Be United and Open in Making Decisions

Planning together as a family and allowing everyone to have open dialogue is crucial. This is true whether your family is blended or not. As your children grow to know you and the family dynamic, it’s important to hear what they are feeling and what solutions they may have. Family planning in our modern-day requires a bit more forward planning and thought on everyone’s part than it might have in the past. Everyone’s opinion matters and is needed. Sitting down and making thorough family plans and meetings is crucial. For example, when planning a family vacation, sitting down and discussing which locations to look into, can take time and adjustment, but it’ll be worth every minute. There are definitely resources out there to help get your family on the right track. You all want what is best for the children, and sometimes in recovery, you have to try twice as hard, stepparent or not. Parents and stepparents who can get along will go a long way in creating happy, well-balanced children that you want.

Spend Time With Your Stepchildren

Spend time with your stepchildren. Get to know them. Do something that they enjoy. They may not show it right away, but they will appreciate the effort. Let them in, help them know that you are in recovery and trying your best.

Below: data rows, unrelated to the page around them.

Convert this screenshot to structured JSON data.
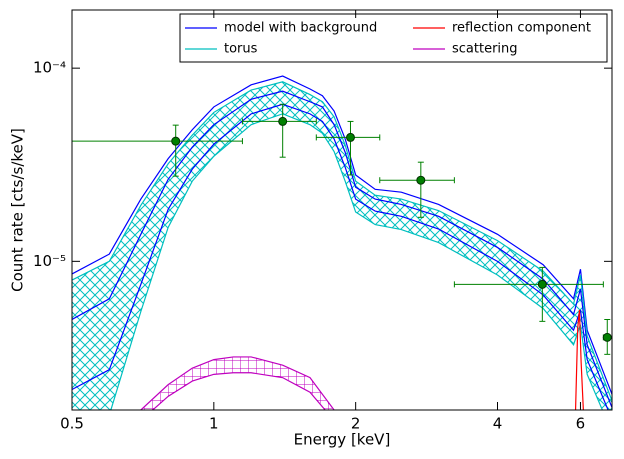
{
  "chart_data": {
    "type": "line",
    "xlabel": "Energy [keV]",
    "ylabel": "Count rate [cts/s/keV]",
    "xscale": "log",
    "yscale": "log",
    "xlim": [
      0.5,
      7
    ],
    "ylim": [
      1.7e-06,
      0.0002
    ],
    "xticks": [
      0.5,
      1,
      2,
      4,
      6
    ],
    "yticks": [
      {
        "value": 1e-05,
        "label": "10⁻⁵"
      },
      {
        "value": 0.0001,
        "label": "10⁻⁴"
      }
    ],
    "legend": "upper right",
    "x": [
      0.5,
      0.6,
      0.7,
      0.8,
      0.9,
      1.0,
      1.2,
      1.4,
      1.6,
      1.7,
      1.8,
      1.9,
      2.0,
      2.2,
      2.5,
      3.0,
      4.0,
      5.0,
      5.8,
      6.0,
      6.2,
      7.0
    ],
    "series": [
      {
        "name": "model with background",
        "color": "#0000ff",
        "values": [
          5e-06,
          6.4e-06,
          1.38e-05,
          2.66e-05,
          3.9e-05,
          5.1e-05,
          6.9e-05,
          7.6e-05,
          6.7e-05,
          6.3e-05,
          5.1e-05,
          3.67e-05,
          2.42e-05,
          2.1e-05,
          1.97e-05,
          1.71e-05,
          1.18e-05,
          8.1e-06,
          5.3e-06,
          7.2e-06,
          3.7e-06,
          1.75e-06
        ],
        "upper": [
          8.6e-06,
          1.09e-05,
          2.1e-05,
          3.4e-05,
          4.8e-05,
          6.3e-05,
          8.2e-05,
          9.1e-05,
          7.8e-05,
          7.2e-05,
          6e-05,
          4.3e-05,
          2.8e-05,
          2.36e-05,
          2.28e-05,
          1.97e-05,
          1.38e-05,
          9.6e-06,
          6.4e-06,
          9.1e-06,
          4.4e-06,
          2.05e-06
        ],
        "lower": [
          2.17e-06,
          2.75e-06,
          7.6e-06,
          1.86e-05,
          3e-05,
          4.04e-05,
          5.8e-05,
          6.5e-05,
          5.8e-05,
          5.3e-05,
          4.3e-05,
          3.07e-05,
          2.1e-05,
          1.82e-05,
          1.71e-05,
          1.47e-05,
          1e-05,
          6.7e-06,
          4.4e-06,
          5.6e-06,
          3.1e-06,
          1.52e-06
        ]
      },
      {
        "name": "torus",
        "color": "#00bfbf",
        "upper": [
          8e-06,
          1e-05,
          1.95e-05,
          3.2e-05,
          4.5e-05,
          5.9e-05,
          7.7e-05,
          8.5e-05,
          7.3e-05,
          6.7e-05,
          5.6e-05,
          4e-05,
          2.6e-05,
          2.2e-05,
          2.1e-05,
          1.83e-05,
          1.28e-05,
          8.9e-06,
          6e-06,
          8.5e-06,
          4.1e-06,
          1.9e-06
        ],
        "lower": [
          1.2e-06,
          1.6e-06,
          5.5e-06,
          1.5e-05,
          2.6e-05,
          3.5e-05,
          5.1e-05,
          5.8e-05,
          5.1e-05,
          4.6e-05,
          3.7e-05,
          2.6e-05,
          1.8e-05,
          1.55e-05,
          1.46e-05,
          1.25e-05,
          8.5e-06,
          5.7e-06,
          3.7e-06,
          4.7e-06,
          2.6e-06,
          1.3e-06
        ]
      },
      {
        "name": "reflection component",
        "color": "#ff0000",
        "x": [
          5.85,
          5.92,
          5.97,
          6.02,
          6.1
        ],
        "values": [
          1.5e-06,
          4.5e-06,
          5.6e-06,
          3e-06,
          1.5e-06
        ]
      },
      {
        "name": "scattering",
        "color": "#bf00bf",
        "x": [
          0.7,
          0.8,
          0.9,
          1.0,
          1.1,
          1.2,
          1.4,
          1.6,
          1.8
        ],
        "upper": [
          1.7e-06,
          2.3e-06,
          2.8e-06,
          3.1e-06,
          3.2e-06,
          3.2e-06,
          2.9e-06,
          2.5e-06,
          1.7e-06
        ],
        "lower": [
          1.5e-06,
          2e-06,
          2.4e-06,
          2.6e-06,
          2.65e-06,
          2.65e-06,
          2.5e-06,
          2.1e-06,
          1.5e-06
        ]
      }
    ],
    "points": {
      "color": "#008000",
      "x": [
        0.83,
        1.4,
        1.95,
        2.75,
        4.98,
        6.84
      ],
      "values": [
        4.19e-05,
        5.3e-05,
        4.38e-05,
        2.63e-05,
        7.6e-06,
        4.04e-06
      ],
      "xlow": [
        0.5,
        1.15,
        1.65,
        2.25,
        3.24,
        6.71
      ],
      "xhigh": [
        1.15,
        1.65,
        2.25,
        3.24,
        6.71,
        7.0
      ],
      "ylow": [
        2.76e-05,
        3.46e-05,
        2.8e-05,
        1.69e-05,
        4.89e-06,
        3.3e-06
      ],
      "yhigh": [
        5.07e-05,
        6.5e-05,
        5.3e-05,
        3.26e-05,
        9.3e-06,
        5e-06
      ]
    }
  }
}
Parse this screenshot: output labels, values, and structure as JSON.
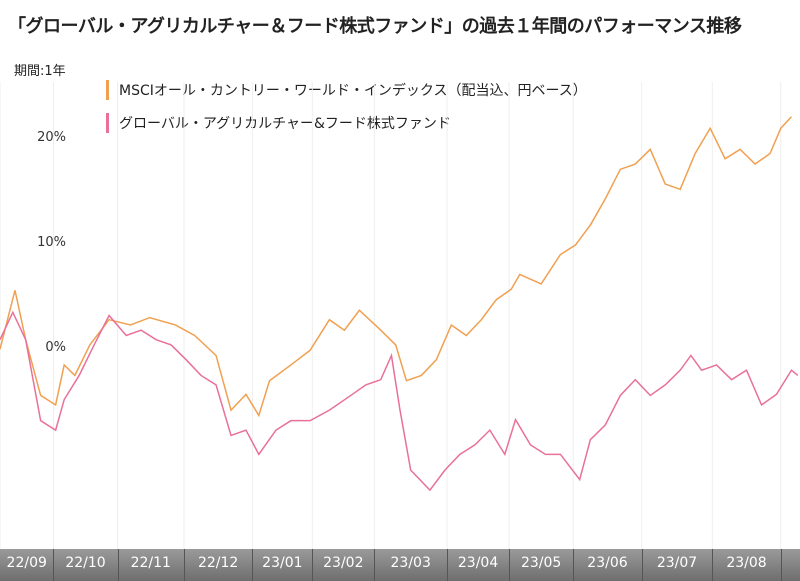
{
  "title": "「グローバル・アグリカルチャー＆フード株式ファンド」の過去１年間のパフォーマンス推移",
  "chart_data": {
    "type": "line",
    "title": "「グローバル・アグリカルチャー＆フード株式ファンド」の過去１年間のパフォーマンス推移",
    "period_label": "期間:1年",
    "xlabel": "",
    "ylabel": "",
    "x_unit": "days since start",
    "xlim": [
      0,
      374
    ],
    "ylim": [
      -19,
      25.4
    ],
    "yticks": [
      {
        "v": 20,
        "label": "20%"
      },
      {
        "v": 10,
        "label": "10%"
      },
      {
        "v": 0,
        "label": "0%"
      }
    ],
    "month_boundaries": [
      0,
      25,
      55,
      86,
      118,
      146,
      175,
      209,
      238,
      268,
      300,
      333,
      365
    ],
    "xtick_labels": [
      "22/09",
      "22/10",
      "22/11",
      "22/12",
      "23/01",
      "23/02",
      "23/03",
      "23/04",
      "23/05",
      "23/06",
      "23/07",
      "23/08"
    ],
    "grid": true,
    "legend_placement": "top-left",
    "series": [
      {
        "name": "MSCIオール・カントリー・ワールド・インデックス（配当込、円ベース）",
        "color": "#f0a050",
        "points": [
          [
            0,
            0
          ],
          [
            7,
            5.6
          ],
          [
            12,
            0.9
          ],
          [
            19,
            -4.4
          ],
          [
            26,
            -5.3
          ],
          [
            30,
            -1.5
          ],
          [
            35,
            -2.5
          ],
          [
            42,
            0.4
          ],
          [
            51,
            2.8
          ],
          [
            61,
            2.3
          ],
          [
            70,
            3
          ],
          [
            82,
            2.3
          ],
          [
            91,
            1.3
          ],
          [
            101,
            -0.6
          ],
          [
            108,
            -5.8
          ],
          [
            115,
            -4.3
          ],
          [
            121,
            -6.3
          ],
          [
            126,
            -3
          ],
          [
            136,
            -1.5
          ],
          [
            145,
            -0.1
          ],
          [
            154,
            2.8
          ],
          [
            161,
            1.8
          ],
          [
            168,
            3.7
          ],
          [
            178,
            1.8
          ],
          [
            185,
            0.4
          ],
          [
            190,
            -3
          ],
          [
            197,
            -2.5
          ],
          [
            204,
            -1
          ],
          [
            211,
            2.3
          ],
          [
            218,
            1.3
          ],
          [
            225,
            2.8
          ],
          [
            232,
            4.7
          ],
          [
            239,
            5.7
          ],
          [
            243,
            7.1
          ],
          [
            253,
            6.2
          ],
          [
            262,
            9
          ],
          [
            269,
            9.9
          ],
          [
            276,
            11.8
          ],
          [
            283,
            14.3
          ],
          [
            290,
            17.1
          ],
          [
            297,
            17.6
          ],
          [
            304,
            19
          ],
          [
            311,
            15.7
          ],
          [
            318,
            15.2
          ],
          [
            325,
            18.6
          ],
          [
            332,
            21
          ],
          [
            339,
            18.1
          ],
          [
            346,
            19
          ],
          [
            353,
            17.6
          ],
          [
            360,
            18.6
          ],
          [
            365,
            21
          ],
          [
            370,
            22.1
          ]
        ]
      },
      {
        "name": "グローバル・アグリカルチャー&フード株式ファンド",
        "color": "#e8709a",
        "points": [
          [
            0,
            0.9
          ],
          [
            6,
            3.5
          ],
          [
            12,
            0.9
          ],
          [
            19,
            -6.8
          ],
          [
            26,
            -7.7
          ],
          [
            30,
            -4.8
          ],
          [
            37,
            -2.5
          ],
          [
            44,
            0.4
          ],
          [
            51,
            3.2
          ],
          [
            59,
            1.3
          ],
          [
            66,
            1.8
          ],
          [
            73,
            0.9
          ],
          [
            80,
            0.4
          ],
          [
            87,
            -1
          ],
          [
            94,
            -2.5
          ],
          [
            101,
            -3.4
          ],
          [
            108,
            -8.2
          ],
          [
            115,
            -7.7
          ],
          [
            121,
            -10
          ],
          [
            129,
            -7.7
          ],
          [
            136,
            -6.8
          ],
          [
            145,
            -6.8
          ],
          [
            154,
            -5.8
          ],
          [
            164,
            -4.4
          ],
          [
            171,
            -3.4
          ],
          [
            178,
            -2.9
          ],
          [
            183,
            -0.6
          ],
          [
            187,
            -5.8
          ],
          [
            192,
            -11.5
          ],
          [
            201,
            -13.4
          ],
          [
            208,
            -11.5
          ],
          [
            215,
            -10
          ],
          [
            222,
            -9.1
          ],
          [
            229,
            -7.7
          ],
          [
            236,
            -10
          ],
          [
            241,
            -6.7
          ],
          [
            248,
            -9.1
          ],
          [
            255,
            -10
          ],
          [
            262,
            -10
          ],
          [
            271,
            -12.4
          ],
          [
            276,
            -8.6
          ],
          [
            283,
            -7.2
          ],
          [
            290,
            -4.4
          ],
          [
            297,
            -2.9
          ],
          [
            304,
            -4.4
          ],
          [
            311,
            -3.4
          ],
          [
            318,
            -2
          ],
          [
            323,
            -0.6
          ],
          [
            328,
            -2
          ],
          [
            335,
            -1.5
          ],
          [
            342,
            -2.9
          ],
          [
            349,
            -2
          ],
          [
            356,
            -5.3
          ],
          [
            363,
            -4.3
          ],
          [
            370,
            -2
          ],
          [
            373,
            -2.5
          ]
        ]
      }
    ]
  }
}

While you and your new spouse spent time together and choose one another, your kids didn’t fall in love with and choose this person. This is all new to them, they may need a bit of time to adjust. This is especially true if the children had hoped that you and your ex would get back together. If you and your ex have been apart for a long while and your child is used to having you all to him or herself, they may also feel that they are losing you to a new family.

Keep Your Sense of Humor

Keep your sense of humor. Don’t be angry that things aren’t going exactly how you envisioned. Do your best to make home a fun and loving place. The children will come around. Even when the kids seem to reject the idea of being a family, keep trying, keep smiling and above all, keep loving.

As an adult, it’s up to you to bring everyone together. The best way to do this is through patience, dedication, love and togetherness. Being in recovery, you know what being broken feels like, and the joy that comes with feeling together. Things will improve and soon you’ll wonder why you were ever worried or concerned. When there is love in a family, things often have a way of working out. It might just take a little bit of time.